Marks are awarded per correct step in the right sequence, so always answer attachment → entry → replication → assembly → lysis, and name the host machinery that gets hijacked.
IB-style question — outline the lytic cycle of a bacteriophage
A bacteriophage infects a bacterium and follows the lytic cycle. Outline the events of this cycle, in sequence, from the virus reaching the cell to the release of new viruses. [5]
How to score all five marks
- Attachment. The phage binds to a specific receptor on the bacterium's surface using its tail fibres. (The match between phage protein and receptor decides whether infection is even possible.)
- Entry. The phage injects its genome (DNA) into the cell; the empty protein coat stays outside.

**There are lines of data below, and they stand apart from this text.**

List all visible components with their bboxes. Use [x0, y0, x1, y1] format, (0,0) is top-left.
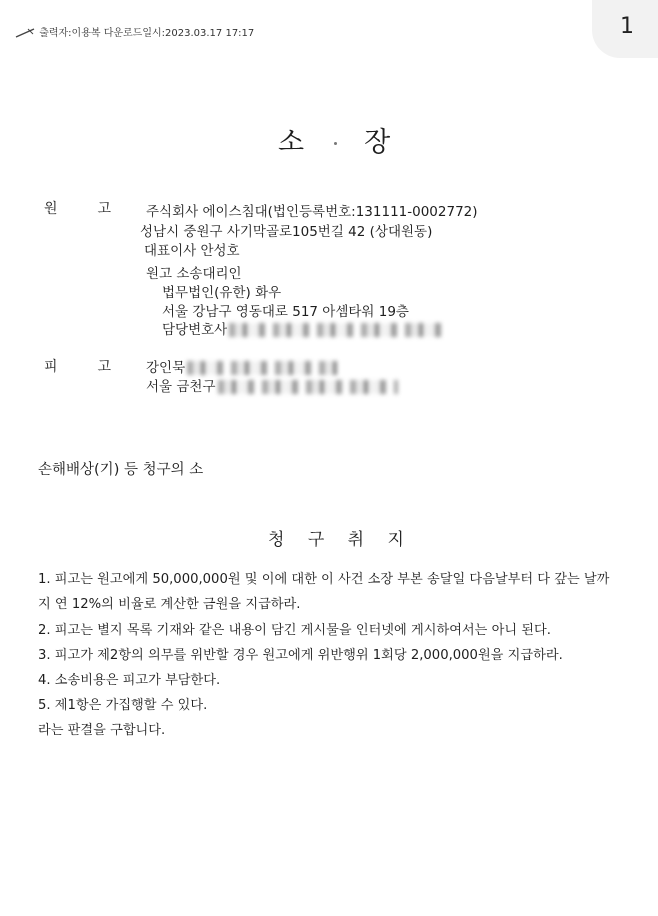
defendant-label: 피 고 [44, 359, 112, 375]
pen-icon [14, 27, 36, 39]
title-right: 장 [364, 127, 393, 158]
claim-title: 청 구 취 지 [268, 530, 413, 550]
case-name: 손해배상(기) 등 청구의 소 [38, 462, 204, 478]
law-firm: 법무법인(유한) 화우 [162, 285, 282, 301]
plaintiff-ceo: 대표이사 안성호 [144, 243, 240, 259]
claim-item: 3. 피고가 제2항의 의무를 위반할 경우 원고에게 위반행위 1회당 2,000,000원을 지급하라. [38, 648, 563, 663]
download-info: 출력자:이용복 다운로드일시:2023.03.17 17:17 [14, 24, 254, 39]
claim-item: 1. 피고는 원고에게 50,000,000원 및 이에 대한 이 사건 소장 부본 송달일 다음날부터 다 갚는 날까 [38, 572, 610, 587]
claim-closing: 라는 판결을 구합니다. [38, 723, 166, 738]
attorney: 담당변호사 [162, 318, 449, 338]
page-title [278, 120, 392, 159]
redacted-defendant-name [187, 361, 337, 375]
claim-item: 5. 제1항은 가집행할 수 있다. [38, 698, 208, 713]
defendant-address: 서울 금천구 [146, 375, 398, 395]
plaintiff-company: 주식회사 에이스침대(법인등록번호:131111-0002772) [146, 204, 478, 220]
claim-item: 4. 소송비용은 피고가 부담한다. [38, 673, 221, 688]
redacted-attorney [229, 323, 449, 337]
page-number: 1 [620, 14, 634, 39]
defendant-name: 강인묵 [146, 356, 337, 376]
claim-item: 지 연 12%의 비율로 계산한 금원을 지급하라. [38, 597, 301, 612]
plaintiff-label: 원 고 [44, 201, 112, 217]
title-left: 소 [278, 127, 307, 158]
agent-heading: 원고 소송대리인 [146, 266, 242, 282]
plaintiff-address: 성남시 중원구 사기막골로105번길 42 (상대원동) [140, 224, 433, 240]
firm-address: 서울 강남구 영동대로 517 아셈타워 19층 [162, 304, 409, 320]
claim-item: 2. 피고는 별지 목록 기재와 같은 내용이 담긴 게시물을 인터넷에 게시하여서는 아니 된다. [38, 623, 551, 638]
redacted-defendant-address [218, 380, 398, 394]
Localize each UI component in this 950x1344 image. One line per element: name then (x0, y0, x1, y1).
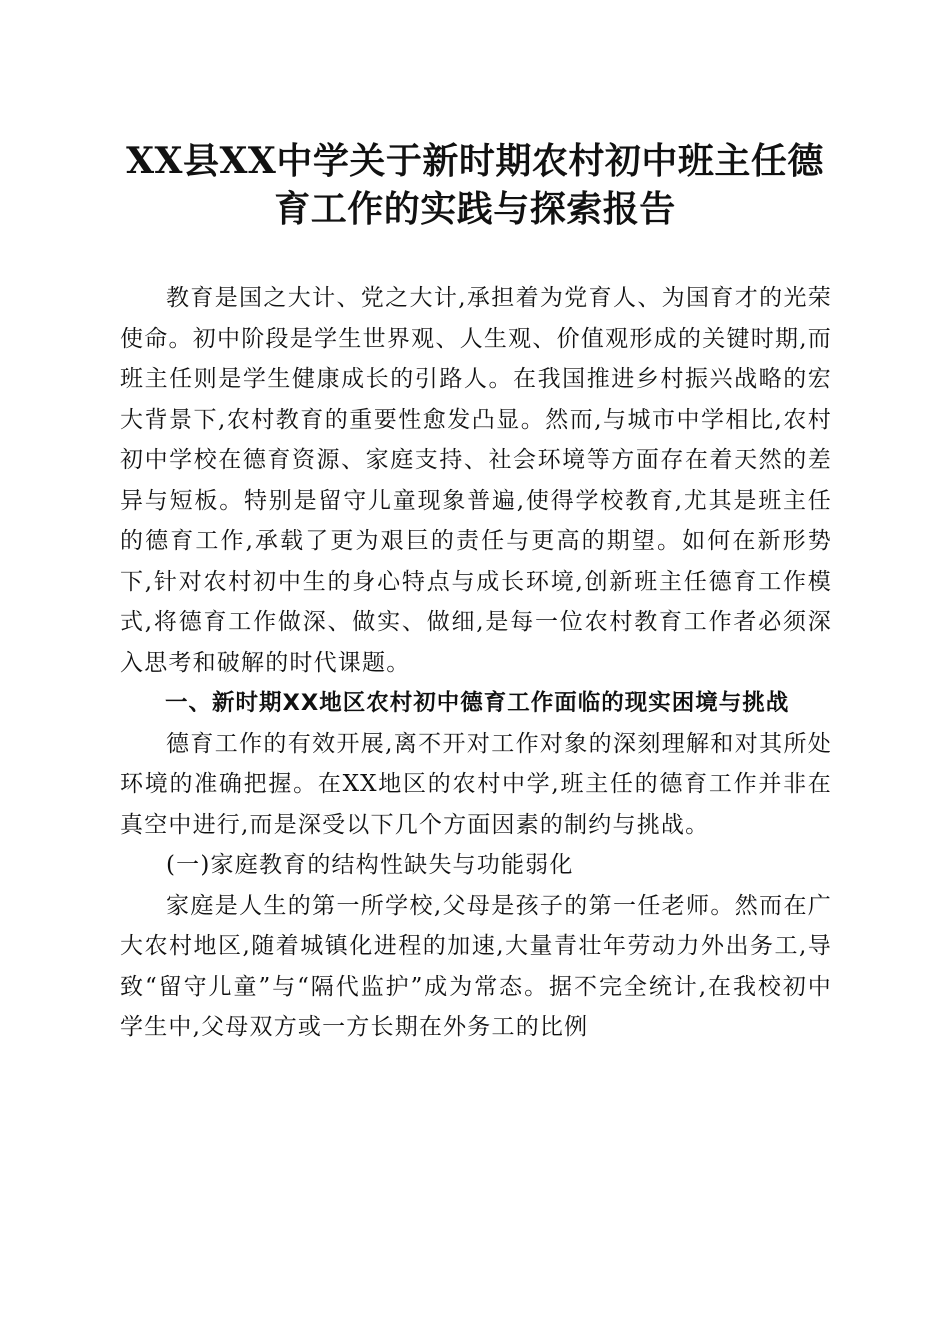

- Replication / synthesis. The viral genome hijacks the host's machinery — its enzymes, ribosomes, nucleotides and ATP — to make many copies of the genome and many capsid proteins.
- Assembly. The new genomes and capsid proteins self-assemble into many complete new virus particles (virions).
- Lysis / release. The host cell bursts (lyses) and dies, releasing the new viruses to infect further cells.
Final answer
Attachment to a specific host receptor → injection of the viral genome → hijacking host enzymes/ribosomes/ATP to copy genome + make capsid proteins → self-assembly of new virions → lysis of the host cell, releasing many new viruses.
✓ Check your answer: Five marks need five distinct, ordered points: attach (specific) → enter (genome injected) → replicate (host machinery hijacked) → assemble → lyse (cell dies, viruses released). Skipping the order — or writing 'the virus reproduces' as one lump — loses marks.